There has been extensive literature on MR within secondary care however there is less in the primary care setting. The implementation and results of an MR care bundle in primary care at such large scale has not previously been reported and this work demonstrates the results achieved at scale. Work is ongoing to determine if the intervention has reduced the rate of readmissions within 30 days of discharge for patients aged over 65. The reflections from GP practices on the benefits of the work were overwhelmingly positive and to quote one of the comments received: “There has been a significant increase in patient safety by reducing prescribing errors by doctors undertaking the meds rec. I feel this has been one of the most valuable enhanced services that we have ever been involved in.” Margaret's story which demonstrated preventing a readmission was also a very positive aspect of the work from a patient's perspective.
Although balancing measures were not routinely measured the main feedback was on the additional time taken to undertake the MR care bundle. This was not always viewed as being a negative - as another quote stated “it is more time-consuming however it is time well spent as it prevents any issues or queries further down the line which take longer to resolve”. There was also lots of comments on the time taken to contact patients however this was also reported as positive feedback on how patients had appreciated a phone call and it had improved practice/GP/patient relationships.
The results have demonstrated that the primary care MR bundle is generalizable and applicable to all GP practices in NHS GGC and although the target of 95% reliability was not achieved a sustained median of 93% was observed for the last year. This MR care bundle could be applied to any GP practice setting to promote standardisation of a robust MR process.
The next steps in this work are to design and test a joint primary and secondary care medicines reconciliation care bundle and to feedback and share learning from this with secondary care.
NHS GGC GP practices, Dr Paul Ryan, Richard Hassett, Margaret Ryan, Alasdair Buchanan, Dr Alister McLaren, Heather Thompson, Spencer Green, Clinical Governance Support Unit - all NHS GGC; Dr Andrew Martin NHS Tayside; Jill Gillies, Neil Houston (Healthcare Improvement Scotland)

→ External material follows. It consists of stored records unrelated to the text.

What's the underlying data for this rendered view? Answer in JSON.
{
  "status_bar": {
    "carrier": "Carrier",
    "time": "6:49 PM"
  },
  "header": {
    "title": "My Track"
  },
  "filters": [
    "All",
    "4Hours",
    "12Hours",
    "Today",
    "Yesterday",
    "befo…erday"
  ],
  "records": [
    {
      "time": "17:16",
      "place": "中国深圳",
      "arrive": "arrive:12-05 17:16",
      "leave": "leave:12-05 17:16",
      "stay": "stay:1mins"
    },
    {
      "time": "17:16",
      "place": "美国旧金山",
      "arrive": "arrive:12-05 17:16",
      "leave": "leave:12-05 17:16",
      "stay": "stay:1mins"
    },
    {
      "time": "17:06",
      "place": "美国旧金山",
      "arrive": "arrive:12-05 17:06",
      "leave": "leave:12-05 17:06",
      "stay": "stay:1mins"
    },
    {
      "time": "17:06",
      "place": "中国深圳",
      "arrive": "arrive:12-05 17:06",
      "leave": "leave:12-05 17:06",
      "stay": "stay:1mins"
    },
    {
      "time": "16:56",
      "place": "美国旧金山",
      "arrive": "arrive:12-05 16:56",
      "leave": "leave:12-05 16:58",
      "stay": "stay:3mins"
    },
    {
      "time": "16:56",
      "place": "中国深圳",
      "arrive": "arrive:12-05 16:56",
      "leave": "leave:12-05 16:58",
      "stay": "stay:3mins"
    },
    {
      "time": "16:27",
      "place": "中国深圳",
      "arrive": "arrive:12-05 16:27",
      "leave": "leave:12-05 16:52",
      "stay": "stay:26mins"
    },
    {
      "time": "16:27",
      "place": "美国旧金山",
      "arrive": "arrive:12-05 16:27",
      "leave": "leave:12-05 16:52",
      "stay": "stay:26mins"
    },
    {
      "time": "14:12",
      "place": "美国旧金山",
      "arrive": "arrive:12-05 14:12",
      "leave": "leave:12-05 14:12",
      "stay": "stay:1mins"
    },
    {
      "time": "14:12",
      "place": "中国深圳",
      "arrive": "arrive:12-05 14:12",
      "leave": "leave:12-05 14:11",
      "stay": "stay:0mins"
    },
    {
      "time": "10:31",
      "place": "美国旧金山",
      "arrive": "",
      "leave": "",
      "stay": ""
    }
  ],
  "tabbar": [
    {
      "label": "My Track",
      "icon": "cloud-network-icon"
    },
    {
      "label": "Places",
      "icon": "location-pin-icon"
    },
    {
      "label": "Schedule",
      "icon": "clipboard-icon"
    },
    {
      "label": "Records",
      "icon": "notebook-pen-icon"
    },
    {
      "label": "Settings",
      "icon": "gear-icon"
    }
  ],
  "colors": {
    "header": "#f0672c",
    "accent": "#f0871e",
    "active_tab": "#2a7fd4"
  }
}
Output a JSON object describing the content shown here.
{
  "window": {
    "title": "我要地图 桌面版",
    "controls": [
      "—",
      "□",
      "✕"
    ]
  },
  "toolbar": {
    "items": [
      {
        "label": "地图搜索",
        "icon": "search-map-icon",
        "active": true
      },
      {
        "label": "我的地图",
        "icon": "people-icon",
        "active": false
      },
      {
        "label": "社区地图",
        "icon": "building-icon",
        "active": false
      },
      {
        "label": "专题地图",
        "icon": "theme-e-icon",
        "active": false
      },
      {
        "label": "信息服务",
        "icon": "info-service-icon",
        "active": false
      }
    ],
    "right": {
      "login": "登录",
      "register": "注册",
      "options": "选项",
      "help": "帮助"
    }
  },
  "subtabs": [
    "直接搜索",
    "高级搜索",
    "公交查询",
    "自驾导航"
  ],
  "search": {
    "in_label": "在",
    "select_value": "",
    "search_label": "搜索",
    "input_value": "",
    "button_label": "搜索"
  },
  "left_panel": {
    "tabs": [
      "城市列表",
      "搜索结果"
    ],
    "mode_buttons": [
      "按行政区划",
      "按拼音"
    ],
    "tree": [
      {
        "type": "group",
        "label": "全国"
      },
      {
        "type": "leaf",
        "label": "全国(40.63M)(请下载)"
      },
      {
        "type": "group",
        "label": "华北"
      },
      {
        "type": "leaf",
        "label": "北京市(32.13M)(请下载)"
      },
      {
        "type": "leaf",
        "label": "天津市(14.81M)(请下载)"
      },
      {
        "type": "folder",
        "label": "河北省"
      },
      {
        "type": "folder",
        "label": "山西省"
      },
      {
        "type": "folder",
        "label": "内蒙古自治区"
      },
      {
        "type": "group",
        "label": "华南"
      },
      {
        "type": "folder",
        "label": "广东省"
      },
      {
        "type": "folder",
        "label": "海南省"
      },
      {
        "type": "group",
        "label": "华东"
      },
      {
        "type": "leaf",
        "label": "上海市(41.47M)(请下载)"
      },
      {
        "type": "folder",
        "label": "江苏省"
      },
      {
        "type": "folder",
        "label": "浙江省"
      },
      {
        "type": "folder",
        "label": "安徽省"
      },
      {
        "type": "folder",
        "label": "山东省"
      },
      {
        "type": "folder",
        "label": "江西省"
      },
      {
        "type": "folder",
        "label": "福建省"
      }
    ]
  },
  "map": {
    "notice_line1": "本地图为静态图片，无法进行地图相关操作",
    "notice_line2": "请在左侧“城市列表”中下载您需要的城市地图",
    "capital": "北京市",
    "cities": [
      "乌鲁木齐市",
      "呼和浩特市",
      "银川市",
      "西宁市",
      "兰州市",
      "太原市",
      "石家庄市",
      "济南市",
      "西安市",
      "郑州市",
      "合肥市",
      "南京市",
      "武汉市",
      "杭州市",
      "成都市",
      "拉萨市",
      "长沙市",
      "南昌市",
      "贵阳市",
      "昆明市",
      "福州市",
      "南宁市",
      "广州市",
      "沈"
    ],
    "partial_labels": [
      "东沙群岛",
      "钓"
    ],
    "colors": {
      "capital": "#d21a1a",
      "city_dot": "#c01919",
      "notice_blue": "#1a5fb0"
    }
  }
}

Declaration of interests None
Ethical approval We used the following criteria for determining if improvement activities require ethics review. Policy criterion: The work is primarily intended to improve patient care and practice processes, not provide generalisable knowledge in a field of inquiry. Explanation: The work reported here meets this criterion because medicines reconciliation is a universally recommended process. We sought only to evaluate the improvements in compliance with a medicines reconciliation care bundle as a result of monthly data collection and feedback of compliance rates to relevant parties internal and external to NHS GGC.